A LOVE of cars generally evolves from fairly standard influences: Family, friends or rides you see on the streets or TV can all trigger the passion, but for Todd Swinscoe the obsession for everything automotive came from an unlikely source: wallpaper. “Yep, that’s right,” Todd laughs. “I was three or four, and my folks covered my bedroom walls in a print that featured cars like Stutz Bearcats and Model A Fords; I was surrounded by it day and night.” So began a journey that’s seen Todd own more than his fair share of neat rides in his 41 years. Here are a few he remembers fondly.

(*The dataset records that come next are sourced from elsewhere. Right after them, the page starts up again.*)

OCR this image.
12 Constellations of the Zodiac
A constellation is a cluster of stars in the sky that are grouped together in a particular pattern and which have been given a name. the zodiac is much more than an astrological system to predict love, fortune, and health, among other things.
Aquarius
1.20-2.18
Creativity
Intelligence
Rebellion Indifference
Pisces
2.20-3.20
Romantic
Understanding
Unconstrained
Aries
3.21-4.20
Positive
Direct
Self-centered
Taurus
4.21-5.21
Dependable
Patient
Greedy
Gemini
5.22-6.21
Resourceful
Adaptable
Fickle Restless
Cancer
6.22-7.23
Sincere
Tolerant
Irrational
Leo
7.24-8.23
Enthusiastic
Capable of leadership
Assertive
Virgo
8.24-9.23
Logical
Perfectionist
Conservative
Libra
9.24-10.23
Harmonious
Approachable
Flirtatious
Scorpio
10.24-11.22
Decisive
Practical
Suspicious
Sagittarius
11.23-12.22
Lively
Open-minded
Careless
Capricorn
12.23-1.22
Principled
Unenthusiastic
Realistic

This article on Todd's cars was originally published in the February 2017 issue of Street Machine
1. Todd's nanna bought him a book on exotic cars for his sixth birthday. “I read that thing inside out and back to front,” he says. “I was soon buying hot car magazines, and the first had Barry Birt’s Hume Performance ‘Cat Killer’ Monaro pulling a massive burnout on the cover. As a teenager, Dave Bennett’s RAT ATTACK HQ Monaro, Howard Astill’s ROCK 3 and Ron Barclay’s HQ ute were all at the top of their game and it’s hard not to have them ingrained in your memory. I may never have built anything of that calibre, but nearly 30 years later I still draw on them – especially Ron’s ute – for inspiration.”
2. The north-west suburbs of Brisbane such as Ferny Grove, Samford and Arana Hills were hotbeds of tough car activity in the late 80s and 90s, and Todd was keen to get in on the action. As a 16-year-old in 1992, he’d saved up $4K to buy this tidy HZ Premier, running a 253 and four-speed, which he later updated with a 465, four-barrel and extractors. “Mum and Dad chipped in a few bucks to help me buy it, and Dad drove it around in the six months before I got my licence. It came with the Speedy Kalifornia rims and was just a good clean car that wasn’t even 15 years old, which seems strange now. I drove it just how any young bloke would and blew two gearboxes and three Salisbury diffs in no time,” he laughs. The Prem was eventually resprayed in the same factory white and sold on after a few years.
3. Todd found this 1963 Mini through friends to use as a cheap daily and instantly became a fan of the Alec Issigonis-designed ‘brick’. “It was the early Morris 850 with sliding windows, floor-button starter and ‘magic wand’ gear shift. I paid $800 for it in the late 90s and it was a dead-stock original car, sold new by Austral Motors in Brisbane. This Mini was such a cool car and so much fun to drive, especially around corners, and didn’t miss a beat for the many thousands of miles I added to the clock.”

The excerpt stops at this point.